Uma fornecedora de saladas prontas na Espanha viu seu faturamento saltar 19% em um ano, para € 163,7 milhões, e o lucro avançar quase 23%, para € 11,5 milhões. Os números da Verdifresh, parte do Grupo Foodiverse, seriam notáveis por si sós, mas se tornam ainda mais expressivos quando comparados ao crescimento de 10% do setor como um todo. A explicação para o desempenho acima da curva não está em uma inovação disruptiva, mas em um nome: Mercadona.

O caso da Verdifresh, detalhado em reportagem do site espanhol Xataka, é um estudo sobre a arquitetura de negócios da maior varejista da Espanha. A Mercadona, com quase 30% de participação de mercado, opera com um ecossistema de "interfornecedores" — empresas que produzem quase que exclusivamente para sua marca própria, a Hacendado. Estar nesse clube significa embarcar em um foguete, mas com um só piloto.

O ecossistema Mercadona

O modelo cria uma simbiose poderosa.
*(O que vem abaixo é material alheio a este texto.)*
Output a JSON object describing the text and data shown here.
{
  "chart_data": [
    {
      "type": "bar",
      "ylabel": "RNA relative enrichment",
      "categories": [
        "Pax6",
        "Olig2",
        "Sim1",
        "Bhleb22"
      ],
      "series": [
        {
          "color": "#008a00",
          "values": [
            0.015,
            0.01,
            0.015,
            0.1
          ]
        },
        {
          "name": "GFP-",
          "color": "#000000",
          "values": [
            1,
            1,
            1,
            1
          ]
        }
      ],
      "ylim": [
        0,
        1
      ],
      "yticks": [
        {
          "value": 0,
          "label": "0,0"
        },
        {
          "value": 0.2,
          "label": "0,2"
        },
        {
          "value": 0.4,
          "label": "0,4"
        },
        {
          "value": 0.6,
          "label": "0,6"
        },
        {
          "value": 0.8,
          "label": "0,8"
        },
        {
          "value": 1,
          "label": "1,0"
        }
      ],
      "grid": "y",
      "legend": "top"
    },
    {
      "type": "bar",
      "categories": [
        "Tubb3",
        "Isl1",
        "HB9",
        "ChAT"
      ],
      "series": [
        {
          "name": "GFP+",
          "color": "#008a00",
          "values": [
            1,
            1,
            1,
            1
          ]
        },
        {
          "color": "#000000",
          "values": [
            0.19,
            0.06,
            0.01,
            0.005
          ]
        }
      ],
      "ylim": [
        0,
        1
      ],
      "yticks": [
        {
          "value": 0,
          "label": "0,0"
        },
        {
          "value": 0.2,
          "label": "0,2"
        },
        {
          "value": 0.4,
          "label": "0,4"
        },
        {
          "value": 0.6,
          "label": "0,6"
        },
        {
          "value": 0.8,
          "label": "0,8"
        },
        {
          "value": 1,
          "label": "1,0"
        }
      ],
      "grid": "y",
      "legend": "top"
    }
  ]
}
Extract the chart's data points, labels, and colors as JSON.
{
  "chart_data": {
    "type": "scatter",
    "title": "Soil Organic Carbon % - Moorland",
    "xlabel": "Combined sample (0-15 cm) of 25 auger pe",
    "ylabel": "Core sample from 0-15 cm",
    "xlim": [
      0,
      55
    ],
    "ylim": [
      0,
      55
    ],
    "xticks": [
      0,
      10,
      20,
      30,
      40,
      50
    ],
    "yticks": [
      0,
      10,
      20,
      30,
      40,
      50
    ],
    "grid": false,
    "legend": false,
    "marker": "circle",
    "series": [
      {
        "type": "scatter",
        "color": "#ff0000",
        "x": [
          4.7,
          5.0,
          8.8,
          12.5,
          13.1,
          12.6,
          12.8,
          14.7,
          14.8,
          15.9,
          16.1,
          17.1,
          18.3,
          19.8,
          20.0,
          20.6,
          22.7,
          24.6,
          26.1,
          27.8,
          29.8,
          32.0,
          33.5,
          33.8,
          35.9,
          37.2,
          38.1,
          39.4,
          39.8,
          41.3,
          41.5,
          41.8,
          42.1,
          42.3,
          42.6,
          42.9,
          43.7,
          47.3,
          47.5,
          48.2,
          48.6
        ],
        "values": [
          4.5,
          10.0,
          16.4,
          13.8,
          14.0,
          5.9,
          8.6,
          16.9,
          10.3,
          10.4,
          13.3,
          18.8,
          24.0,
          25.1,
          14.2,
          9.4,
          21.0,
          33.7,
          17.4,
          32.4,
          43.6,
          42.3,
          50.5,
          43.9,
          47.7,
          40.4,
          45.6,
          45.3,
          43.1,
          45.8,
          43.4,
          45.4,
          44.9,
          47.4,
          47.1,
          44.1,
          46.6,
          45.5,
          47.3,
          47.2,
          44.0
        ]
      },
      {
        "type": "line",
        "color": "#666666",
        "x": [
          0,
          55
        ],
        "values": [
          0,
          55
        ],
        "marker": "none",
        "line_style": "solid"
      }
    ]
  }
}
De um lado, a varejista garante controle sobre a qualidade, o custo e o fornecimento de produtos alinhados às tendências de consumo, como alimentos de "quarta e quinta gama" (vegetais prontos para consumo e pratos prontos). Do outro, o fornecedor ganha escala e previsibilidade de demanda, atrelando seu crescimento ao da gigante. A Verdifresh não é um caso isolado: segundo o jornal Cinco Días, os 20 maiores fornecedores da Mercadona viram suas vendas conjuntas crescerem 18% em 2024, superando € 12 bilhões.

A estratégia, no entanto, embute um risco sistêmico. A dependência de um único cliente, por mais dominante que seja, concentra o destino do fornecedor nas mãos de um só parceiro. Qualquer mudança na estratégia da Mercadona, ou uma eventual perda de mercado da varejista, impactaria diretamente e de forma drástica toda a sua cadeia produtiva. É o preço pago pela escala acelerada.

Para o ecossistema de varejo, o modelo da Mercadona oferece uma lição sobre a criação de fossos competitivos através da integração vertical de fato, se não de direito. A Verdifresh prospera, mas sua prosperidade é um reflexo direto da hegemonia de sua única cliente. A pergunta que fica no ar é sobre a sustentabilidade e a resiliência de um modelo que aposta todas as fichas em um único número.